When I visited Didcot a couple of years ago, they said that when they were run by the CEGB they had 6 months supply of coal. Nowadays, the operational people consider themselves lucky if they have 6 weeks supply and they have been as low as 6 days supply.
I was also told that NPower consider themselves to be an energy trading company not an electricity generating company. They trade in energy and will happily sell on the coal they have (both futures and if necessary, physical stock) and gas futures if it is more profitable to do so than to generate electricity. Also, if they didn't have an absolute obligation to supply the national grid with electricity, they would happily gradually shut down generation* rather than make electricity at either a loss or insufficient profit cf selling off their raw materials.
*Didcot A has 4 500MW units coal/gas co-fired and Didcot B has two 680MW units combined cycle i.e. gas-fired, so the whole plant has 6-units of generation capacity A1, A2, A3, A4, B1, B2 which may be independently taken on- or off- line.
I believe that in modern terms, the primary use of a gasholder or gasometer is not for storing gas, rather is used to ensure that the local pressure remains within an acceptable range. In storage terms, it is at best a local temporary buffer.
Gas is stored underground, in transmission pipelines at elevated pressure (line packing)and as LNG (iquified natural gas).
We're talking about much greater volumes of gas storage than a few old gasholders. We're talking about underground caverns.
There's one at Killingholme on the Humber Estuary, and that's about it. The geology of that area is perfect for constructing much more underground storage, but none of the gas companies wants to spend the money and the government is powerless to compel or even encourage them to invest.
So we have the lowest gas reserves, in terms of days, of any major European country that depends on gas.
It's madness, sheer madness. But that's what happens when you privatise public utilities and fail to put in place a mechanism for ensuring that obligations towards security of supply are met.
The privatised electricity industry is in an equally bad state, with capacity likely to fall well short of demand starting around 2014 because of the ongoing closure programme for existing nuclear power stations (life expired) and the remaining non-FGD* fitted coal fired stations (expiry of EU licence to operate).
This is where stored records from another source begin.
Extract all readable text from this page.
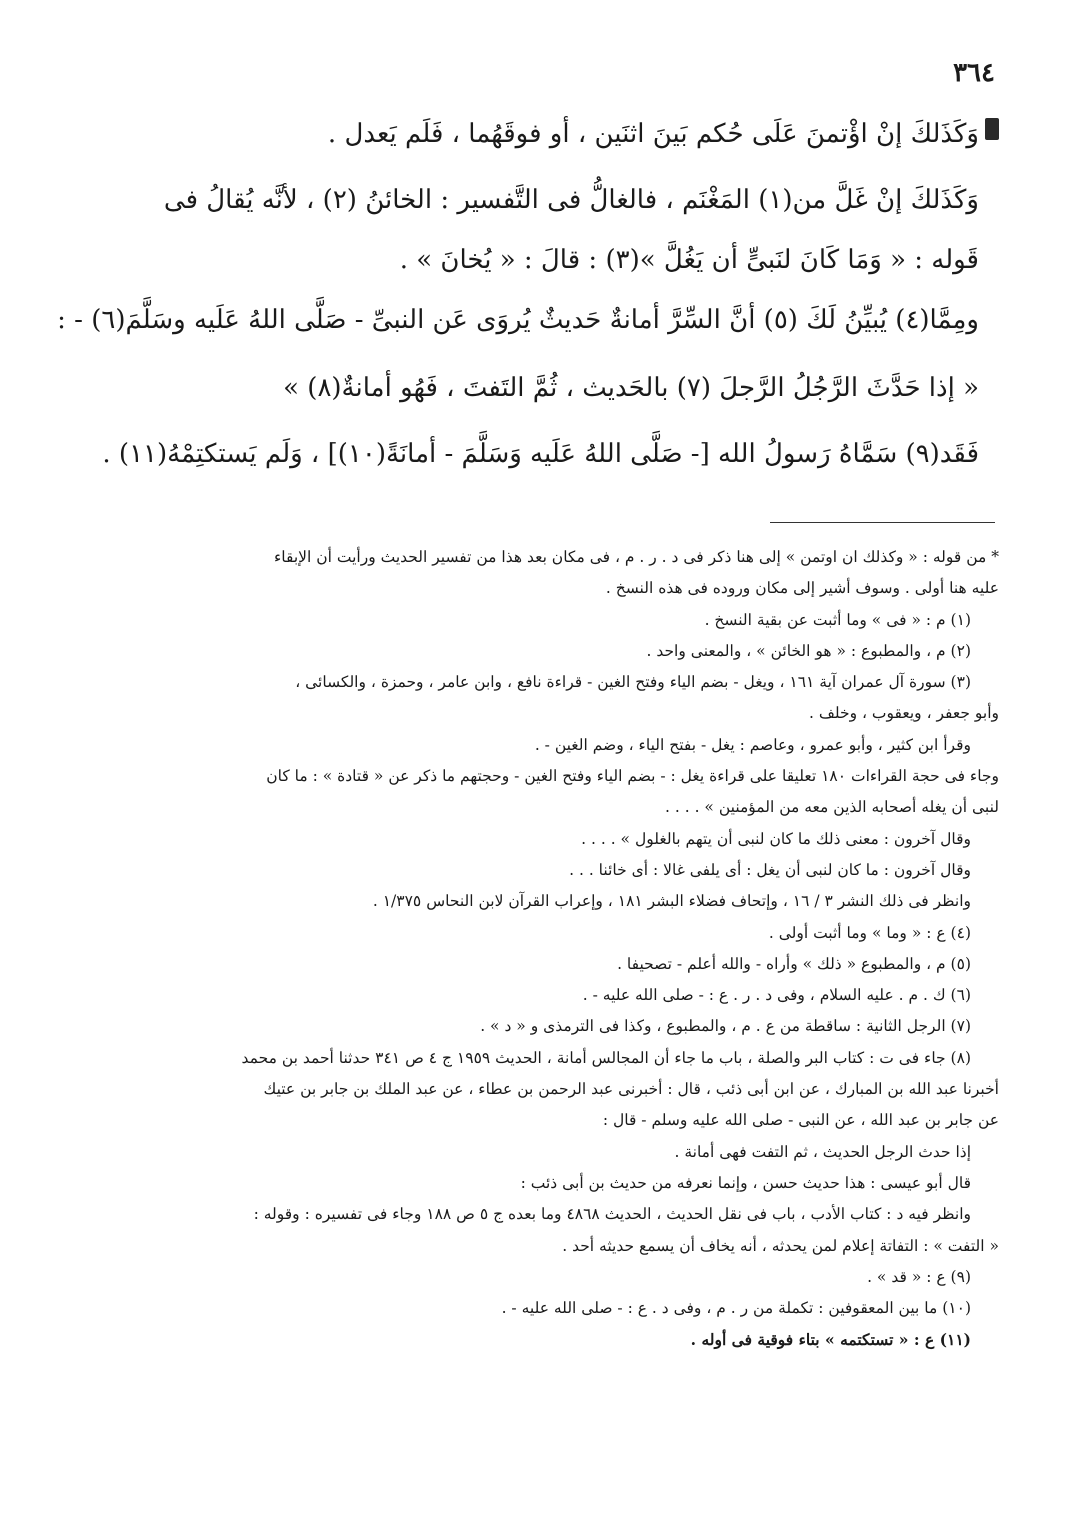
٣٦٤
وَكَذَلكَ إنْ اؤْتمنَ عَلَى حُكم بَينَ اثنَين ، أو فوقَهُما ، فَلَم يَعدل .
وَكَذَلكَ إنْ غَلَّ من(١) المَغْنَم ، فالغالُّ فى التَّفسير : الخائنُ (٢) ، لأنَّه يُقالُ فى
قَوله : « وَمَا كَانَ لنَبىٍّ أن يَغُلَّ »(٣) : قالَ : « يُخانَ » .
ومِمَّا(٤) يُبيِّنُ لَكَ (٥) أنَّ السِّرَّ أمانةٌ حَديثٌ يُروَى عَن النبىِّ - صَلَّى اللهُ عَلَيه وسَلَّمَ(٦) - :
« إذا حَدَّثَ الرَّجُلُ الرَّجلَ (٧) بالحَديث ، ثُمَّ التَفتَ ، فَهُو أمانةٌ(٨) »
فَقَد(٩) سَمَّاهُ رَسولُ الله [- صَلَّى اللهُ عَلَيه وَسَلَّمَ - أمانَةً(١٠)] ، وَلَم يَستكتِمْهُ(١١) .
* من قوله : « وكذلك ان اوتمن » إلى هنا ذكر فى د . ر . م ، فى مكان بعد هذا من تفسير الحديث ورأيت أن الإبقاء
عليه هنا أولى . وسوف أشير إلى مكان وروده فى هذه النسخ .
(١) م : « فى » وما أثبت عن بقية النسخ .
(٢) م ، والمطبوع : « هو الخائن » ، والمعنى واحد .
(٣) سورة آل عمران آية ١٦١ ، ويغل - بضم الياء وفتح الغين - قراءة نافع ، وابن عامر ، وحمزة ، والكسائى ،
وأبو جعفر ، ويعقوب ، وخلف .
وقرأ ابن كثير ، وأبو عمرو ، وعاصم : يغل - بفتح الياء ، وضم الغين - .
وجاء فى حجة القراءات ١٨٠ تعليقا على قراءة يغل : - بضم الياء وفتح الغين - وحجتهم ما ذكر عن « قتادة » : ما كان
لنبى أن يغله أصحابه الذين معه من المؤمنين » . . . .
وقال آخرون : معنى ذلك ما كان لنبى أن يتهم بالغلول » . . . .
وقال آخرون : ما كان لنبى أن يغل : أى يلفى غالا : أى خائنا . . .
وانظر فى ذلك النشر ٣ / ١٦ ، وإتحاف فضلاء البشر ١٨١ ، وإعراب القرآن لابن النحاس ١/٣٧٥ .
(٤) ع : « وما » وما أثبت أولى .
(٥) م ، والمطبوع « ذلك » وأراه - والله أعلم - تصحيفا .
(٦) ك . م . عليه السلام ، وفى د . ر . ع : - صلى الله عليه - .
(٧) الرجل الثانية : ساقطة من ع . م ، والمطبوع ، وكذا فى الترمذى و « د » .
(٨) جاء فى ت : كتاب البر والصلة ، باب ما جاء أن المجالس أمانة ، الحديث ١٩٥٩ ج ٤ ص ٣٤١ حدثنا أحمد بن محمد
أخبرنا عبد الله بن المبارك ، عن ابن أبى ذئب ، قال : أخبرنى عبد الرحمن بن عطاء ، عن عبد الملك بن جابر بن عتيك
عن جابر بن عبد الله ، عن النبى - صلى الله عليه وسلم - قال :
إذا حدث الرجل الحديث ، ثم التفت فهى أمانة .
قال أبو عيسى : هذا حديث حسن ، وإنما نعرفه من حديث بن أبى ذئب :
وانظر فيه د : كتاب الأدب ، باب فى نقل الحديث ، الحديث ٤٨٦٨ وما بعده ج ٥ ص ١٨٨ وجاء فى تفسيره : وقوله :
« التفت » : التفاتة إعلام لمن يحدثه ، أنه يخاف أن يسمع حديثه أحد .
(٩) ع : « قد » .
(١٠) ما بين المعقوفين : تكملة من ر . م ، وفى د . ع : - صلى الله عليه - .
(١١) ع : « تستكتمه » بتاء فوقية فى أوله .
There was a half-arsed plan to fill the gap with further new gas- and coal-fired stations but this has stalled with Kingsnorth being cancelled altogether.
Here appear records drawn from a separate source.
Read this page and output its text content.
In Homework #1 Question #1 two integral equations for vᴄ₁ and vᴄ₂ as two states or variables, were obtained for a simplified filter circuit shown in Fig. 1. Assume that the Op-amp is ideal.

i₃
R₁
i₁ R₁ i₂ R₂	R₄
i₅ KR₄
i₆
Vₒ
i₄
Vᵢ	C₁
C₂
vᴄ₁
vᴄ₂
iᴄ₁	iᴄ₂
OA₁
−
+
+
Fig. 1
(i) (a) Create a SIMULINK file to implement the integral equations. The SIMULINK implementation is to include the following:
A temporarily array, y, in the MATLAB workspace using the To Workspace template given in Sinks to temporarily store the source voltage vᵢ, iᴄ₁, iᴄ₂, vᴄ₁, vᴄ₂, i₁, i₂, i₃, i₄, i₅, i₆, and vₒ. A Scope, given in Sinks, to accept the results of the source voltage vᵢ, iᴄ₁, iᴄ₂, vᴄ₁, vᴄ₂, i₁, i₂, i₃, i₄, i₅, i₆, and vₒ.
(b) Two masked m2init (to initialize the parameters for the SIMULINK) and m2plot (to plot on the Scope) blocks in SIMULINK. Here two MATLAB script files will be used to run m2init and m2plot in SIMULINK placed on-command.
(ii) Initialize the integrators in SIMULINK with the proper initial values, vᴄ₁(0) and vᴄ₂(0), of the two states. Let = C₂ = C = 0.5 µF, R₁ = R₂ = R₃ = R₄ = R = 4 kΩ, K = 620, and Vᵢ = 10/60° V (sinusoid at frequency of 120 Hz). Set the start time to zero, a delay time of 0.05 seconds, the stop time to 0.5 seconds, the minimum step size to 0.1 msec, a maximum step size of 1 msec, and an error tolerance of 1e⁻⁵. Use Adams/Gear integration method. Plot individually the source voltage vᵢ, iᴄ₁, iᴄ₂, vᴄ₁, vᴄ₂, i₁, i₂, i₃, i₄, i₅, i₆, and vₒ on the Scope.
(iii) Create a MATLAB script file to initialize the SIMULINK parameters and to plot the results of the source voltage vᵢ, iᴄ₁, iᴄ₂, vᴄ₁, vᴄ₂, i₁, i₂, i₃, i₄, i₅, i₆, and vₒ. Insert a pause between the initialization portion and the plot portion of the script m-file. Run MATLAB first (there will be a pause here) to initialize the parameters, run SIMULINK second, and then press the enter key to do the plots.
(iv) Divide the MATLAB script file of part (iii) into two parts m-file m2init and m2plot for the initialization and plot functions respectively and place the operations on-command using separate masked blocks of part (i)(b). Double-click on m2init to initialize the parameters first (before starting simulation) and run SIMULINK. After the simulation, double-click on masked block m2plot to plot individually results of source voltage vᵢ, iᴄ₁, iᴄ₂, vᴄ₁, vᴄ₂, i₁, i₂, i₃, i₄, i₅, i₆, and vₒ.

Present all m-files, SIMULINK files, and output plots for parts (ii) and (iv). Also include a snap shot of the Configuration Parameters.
The proposed new coal-fired power station at Kingsnorth has been cancelled. The government would like us to believe that it is merely slightly delayed, but there is no chance of it going ahead in the foreseeable future.
Do they have heaters in them to keep the blades from icing up? In which case, do they actually have a negative effect when not turning in colder weather?
Block off the channel tunnel at either end and use that during the winter. It's not like they can reliably run trains through it at this time of year anyway ;-)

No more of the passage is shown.